10th Mid-Michigan Honor Flight Gives Veterans the Thanks Many Haven’t Gotten
It was hero’s welcome in Traverse City Wednesday night for the 60 plus veterans and guardians who returned home from the 10th Mid-Michigan Honor Flight.
Those veterans awarded the life changing opportunity to travel to our nation’s capital and get a firsthand look at the memorials built in their honor.
For many it was their first time.
“I’m tearing up a little, it’s quite a memorial.”
At the Vietnam Wall, time stands still.
More than 58,000 names of fallen sons and daughters are etched in the black granite.
“A lot of soldiers most of them I didn’t know, but I knew the nine that were with me, one of my good friends is up there,” Charlie Creed III, said.
Pointing his phone towards the top of the wall, Gladwin veteran Charlie Creed takes a picture.
It’s the name of one of his best friends.
“He was in my squad, yes he was,” Creed, explained.
Earl Thrushman knows three of the name, though it’s still hard for him to talk about.
“I don’t want to do that, I’ll bust out bawling. It’s going to bring me to tears, there’s no doubt it my mind,” Thrushman, said.
For these two Vietnam vets this is an undeniably emotional visit.
“It’s very precious to me,” Creed, said.
Seeing this memorial up close and the respect they now get is a stark change from when they returned home more than 40 years ago.
“I came home in 1970 from Vietnam after serving 18 months over there, people didn’t want to talk to you, people didn’t think you were a good person I guess,” Creed, explained.

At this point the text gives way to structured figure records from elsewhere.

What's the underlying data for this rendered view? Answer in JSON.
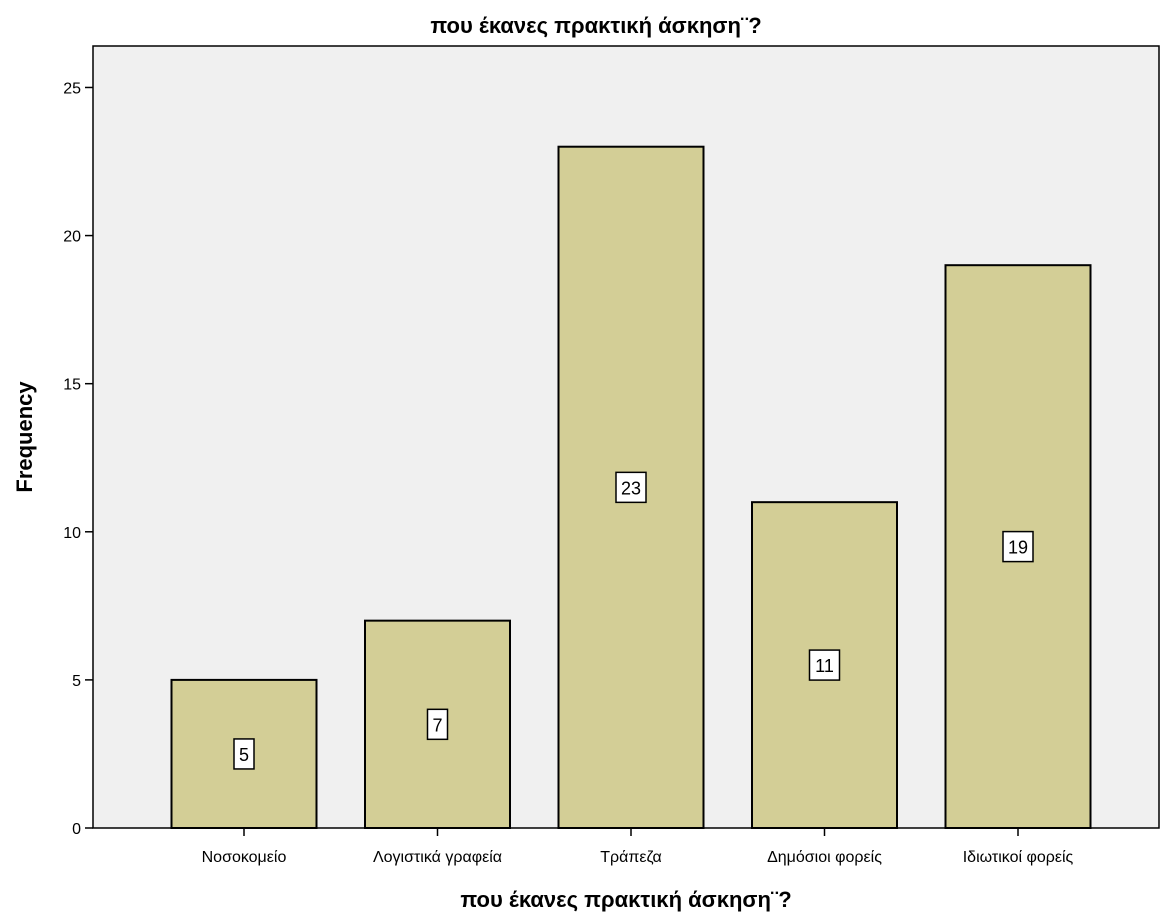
{
  "chart_data": {
    "type": "bar",
    "title": "που έκανες πρακτική άσκηση¨?",
    "xlabel": "που έκανες πρακτική άσκηση¨?",
    "ylabel": "Frequency",
    "categories": [
      "Νοσοκομείο",
      "Λογιστικά γραφεία",
      "Τράπεζα",
      "Δημόσιοι φορείς",
      "Ιδιωτικοί φορείς"
    ],
    "values": [
      5,
      7,
      23,
      11,
      19
    ],
    "data_labels": [
      "5",
      "7",
      "23",
      "11",
      "19"
    ],
    "yticks": [
      "0",
      "5",
      "10",
      "15",
      "20",
      "25"
    ],
    "ylim": [
      0,
      26.4
    ],
    "grid": false,
    "colors": {
      "bar_fill": "#d3ce96",
      "plot_background": "#f0f0f0",
      "axis": "#000000"
    }
  }
}
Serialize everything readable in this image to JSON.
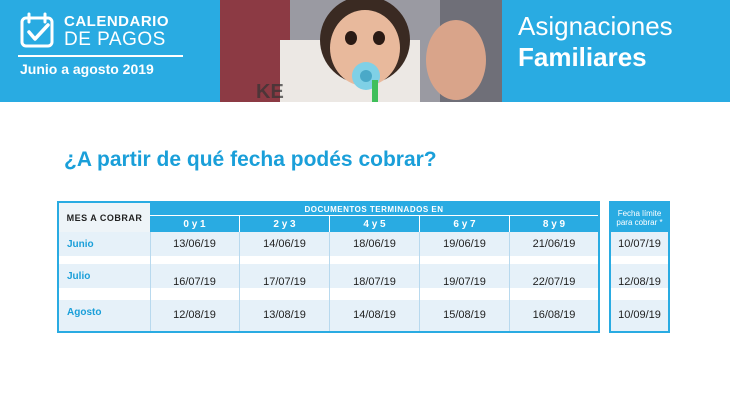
{
  "banner": {
    "logo_line1": "CALENDARIO",
    "logo_line2": "DE PAGOS",
    "logo_period": "Junio a agosto 2019",
    "brand_line1": "Asignaciones",
    "brand_line2": "Familiares",
    "color": "#29abe2"
  },
  "question": "¿A partir de qué fecha podés cobrar?",
  "table": {
    "month_header": "MES A COBRAR",
    "group_header": "DOCUMENTOS TERMINADOS EN",
    "columns": [
      "0 y 1",
      "2 y 3",
      "4 y 5",
      "6 y 7",
      "8 y 9"
    ],
    "rows": [
      {
        "month": "Junio",
        "dates": [
          "13/06/19",
          "14/06/19",
          "18/06/19",
          "19/06/19",
          "21/06/19"
        ]
      },
      {
        "month": "Julio",
        "dates": [
          "16/07/19",
          "17/07/19",
          "18/07/19",
          "19/07/19",
          "22/07/19"
        ]
      },
      {
        "month": "Agosto",
        "dates": [
          "12/08/19",
          "13/08/19",
          "14/08/19",
          "15/08/19",
          "16/08/19"
        ]
      }
    ]
  },
  "deadline": {
    "header_line1": "Fecha límite",
    "header_line2": "para cobrar *",
    "dates": [
      "10/07/19",
      "12/08/19",
      "10/09/19"
    ]
  }
}
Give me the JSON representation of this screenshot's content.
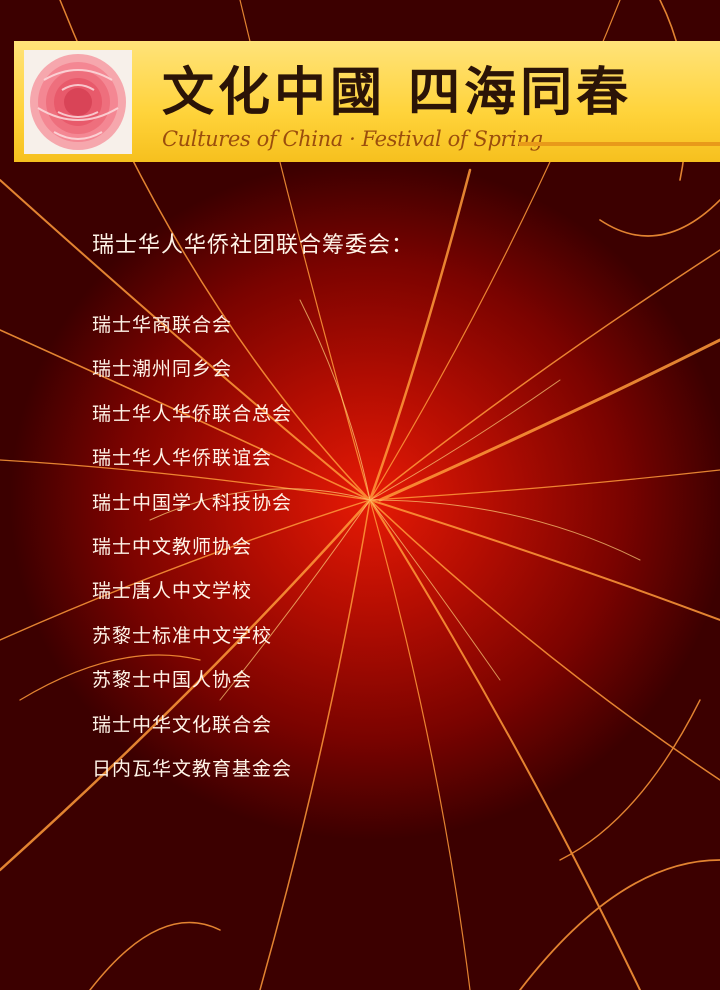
{
  "banner": {
    "title_cn": "文化中國 四海同春",
    "title_en": "Cultures of China · Festival of Spring",
    "logo_icon": "peony-flower-icon"
  },
  "heading": "瑞士华人华侨社团联合筹委会：",
  "members": [
    "瑞士华商联合会",
    "瑞士潮州同乡会",
    "瑞士华人华侨联合总会",
    "瑞士华人华侨联谊会",
    "瑞士中国学人科技协会",
    "瑞士中文教师协会",
    "瑞士唐人中文学校",
    "苏黎士标准中文学校",
    "苏黎士中国人协会",
    "瑞士中华文化联合会",
    "日内瓦华文教育基金会"
  ],
  "colors": {
    "background": "#b20d02",
    "banner": "#ffd33a",
    "title": "#2b1407",
    "subtitle": "#9b4e0d",
    "text": "#fff4e8"
  }
}
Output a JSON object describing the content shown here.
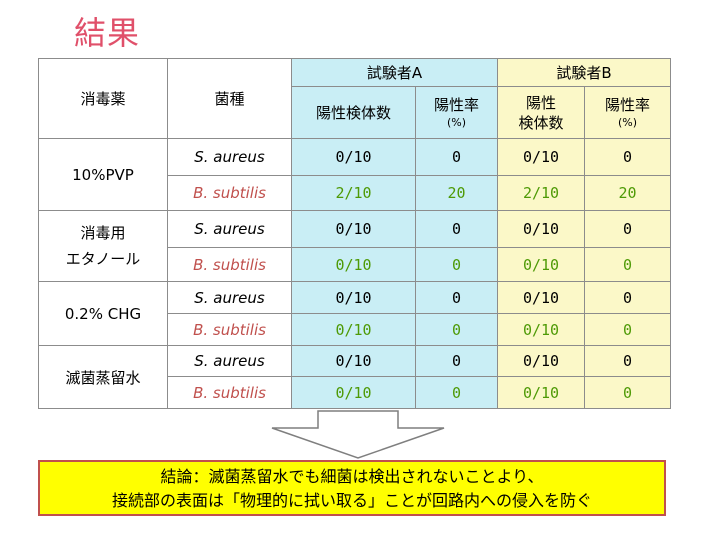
{
  "title": "結果",
  "table": {
    "header": {
      "disinfectant": "消毒薬",
      "species": "菌種",
      "groupA": "試験者A",
      "groupB": "試験者B",
      "a_count": "陽性検体数",
      "a_rate": "陽性率",
      "a_rate_unit": "(%)",
      "b_count_line1": "陽性",
      "b_count_line2": "検体数",
      "b_rate": "陽性率",
      "b_rate_unit": "(%)"
    },
    "groups": [
      {
        "name": "10%PVP",
        "rows": [
          {
            "species": "S. aureus",
            "a_count": "0/10",
            "a_rate": "0",
            "b_count": "0/10",
            "b_rate": "0"
          },
          {
            "species": "B. subtilis",
            "a_count": "2/10",
            "a_rate": "20",
            "b_count": "2/10",
            "b_rate": "20"
          }
        ]
      },
      {
        "name_line1": "消毒用",
        "name_line2": "エタノール",
        "rows": [
          {
            "species": "S. aureus",
            "a_count": "0/10",
            "a_rate": "0",
            "b_count": "0/10",
            "b_rate": "0"
          },
          {
            "species": "B. subtilis",
            "a_count": "0/10",
            "a_rate": "0",
            "b_count": "0/10",
            "b_rate": "0"
          }
        ]
      },
      {
        "name": "0.2% CHG",
        "rows": [
          {
            "species": "S. aureus",
            "a_count": "0/10",
            "a_rate": "0",
            "b_count": "0/10",
            "b_rate": "0"
          },
          {
            "species": "B. subtilis",
            "a_count": "0/10",
            "a_rate": "0",
            "b_count": "0/10",
            "b_rate": "0"
          }
        ]
      },
      {
        "name": "滅菌蒸留水",
        "rows": [
          {
            "species": "S. aureus",
            "a_count": "0/10",
            "a_rate": "0",
            "b_count": "0/10",
            "b_rate": "0"
          },
          {
            "species": "B. subtilis",
            "a_count": "0/10",
            "a_rate": "0",
            "b_count": "0/10",
            "b_rate": "0"
          }
        ]
      }
    ]
  },
  "conclusion": {
    "line1": "結論：滅菌蒸留水でも細菌は検出されないことより、",
    "line2": "接続部の表面は「物理的に拭い取る」ことが回路内への侵入を防ぐ"
  },
  "colors": {
    "title": "#e0506a",
    "groupA_bg": "#c9eef5",
    "groupB_bg": "#fbf8c8",
    "subtilis_text": "#c0504d",
    "subtilis_values": "#4e9a06",
    "conclusion_bg": "#ffff00",
    "conclusion_border": "#c0504d"
  }
}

“Or getting spit on, I can remember my time,” Thrushman, added.
For many, this experience on the honor flight is the first time in their life they’ve been treated with respect for their sacrifices.
“What a reception we got leaving Traverse City and coming [to Washington D.C.,] and a beautiful reception here,” Creed, said.
“I was dumbfounded, and I walked in the door I guess I was the last one and everybody stood up and cheered it was an overwhelmingly good feeling,” Thrushman, added.
A feeling brought on by sharing this experience with others who have served so selflessly.
“I’ve made friends with quite a few in the last day and a half, I’m getting names and numbers and plan to stay in touch,” Creed, explained.
“We all just went through so many changes and see so many different things, its mind boggling but it’s coming together,” Thrushman, explained.
Together they are forever changed, knowing the respect they are shown only continues to grow.
“It’s fantastic because so many of us were forgotten. I just hope the American public understands why we are here and it’s one hell of an honor,” Creed, added.
“God bless America,” Thrushman, added.